Court Says DOJ Must Release Memo That Justifies Drone Killing Of US Citizen

As we’ve discussed, the administration has gone to incredible lengths to try to avoid any sort of public discussion concerning what legal authority it has to target American citizens with extrajudicial drone strikes. However, in a fairly big turn of events, a federal appeals court has overturned a lower court and ordered the DOJ to release “key portions” of the DOJ’s classified memo that explains the legal justification for killing US citizen Anwar al-Awlaki via a drone in Yemen. What’s interesting is that the panel came to this conclusion based on the administration’s public discussion on drones:

The unanimous three-judge panel, reversing a lower court decision, said the government had waived its right to keep the analysis secret in light of numerous public statements by administration officials and the Justice Department’s release of a “white paper” offering a detailed analysis of why targeted killings were legal.

“Whatever protection the legal analysis might once have had,” Judge Jon O. Newman wrote for the panel of the United States Court of Appeals for the Second Circuit, “has been lost by virtue of public statements of public officials at the highest levels and official disclosure of the D.O.J. White Paper.”

The ruling is good in that this sort of information should be public and should be discussed publicly. However, at the same time, it also will likely lead to the administration clamping down on any other such information that it hopes to keep entirely secret — which could be a real problem. It will lead to even less transparency and fewer open discussion concerning issues of the US doing things under questionable legal authority.

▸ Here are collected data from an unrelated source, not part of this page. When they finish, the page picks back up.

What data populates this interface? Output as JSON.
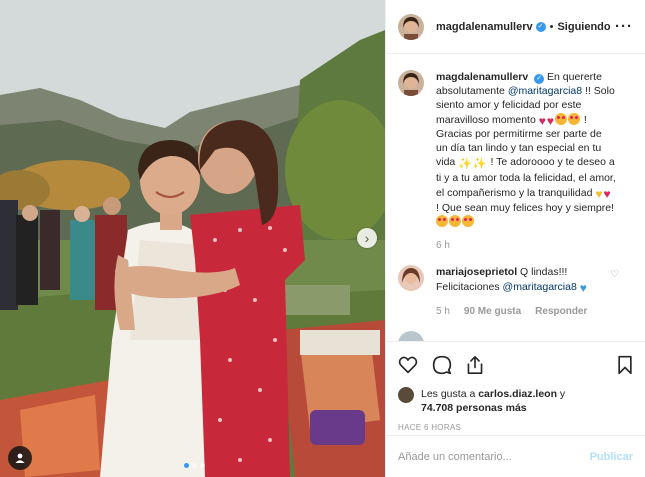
{
  "header": {
    "username": "magdalenamullerv",
    "separator": "•",
    "follow_status": "Siguiendo",
    "more_icon": "more-horizontal-icon"
  },
  "caption": {
    "username": "magdalenamullerv",
    "text_1": "En quererte absolutamente",
    "mention_1": "@maritagarcia8",
    "text_2": "!! Solo siento amor y felicidad por este maravilloso momento",
    "text_3": "! Gracias por permitirme ser parte de un día tan lindo y tan especial en tu vida",
    "text_4": "! Te adoroooo y te deseo a ti y a tu amor toda la felicidad, el amor, el compañerismo y la tranquilidad",
    "text_5": "! Que sean muy felices hoy y siempre!",
    "time": "6 h"
  },
  "comment": {
    "username": "mariajoseprietol",
    "text_1": "Q lindas!!! Felicitaciones",
    "mention": "@maritagarcia8",
    "time": "5 h",
    "likes": "90 Me gusta",
    "reply": "Responder"
  },
  "likes": {
    "prefix": "Les gusta a",
    "user": "carlos.diaz.leon",
    "joiner": "y",
    "count": "74.708 personas más"
  },
  "timestamp": "HACE 6 HORAS",
  "add_comment": {
    "placeholder": "Añade un comentario...",
    "post_label": "Publicar"
  },
  "carousel": {
    "total": 3,
    "active_index": 0
  },
  "colors": {
    "link": "#003569",
    "verified": "#3897f0",
    "post_button_disabled": "#b2dffc",
    "muted": "#999999"
  }
}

As we’ve seen over the past few years, DOJ lawyers seem happy and willing to justify just about anything, twisting the law in all sorts of ways to make very questionable decisions deemed “legal” with little to no oversight or review — and no public discourse whatsoever.

Of course, it seems likely the DOJ will protest this latest decision and seek a Supreme Court review first, so it’s not like the justification is going to be revealed any time soon.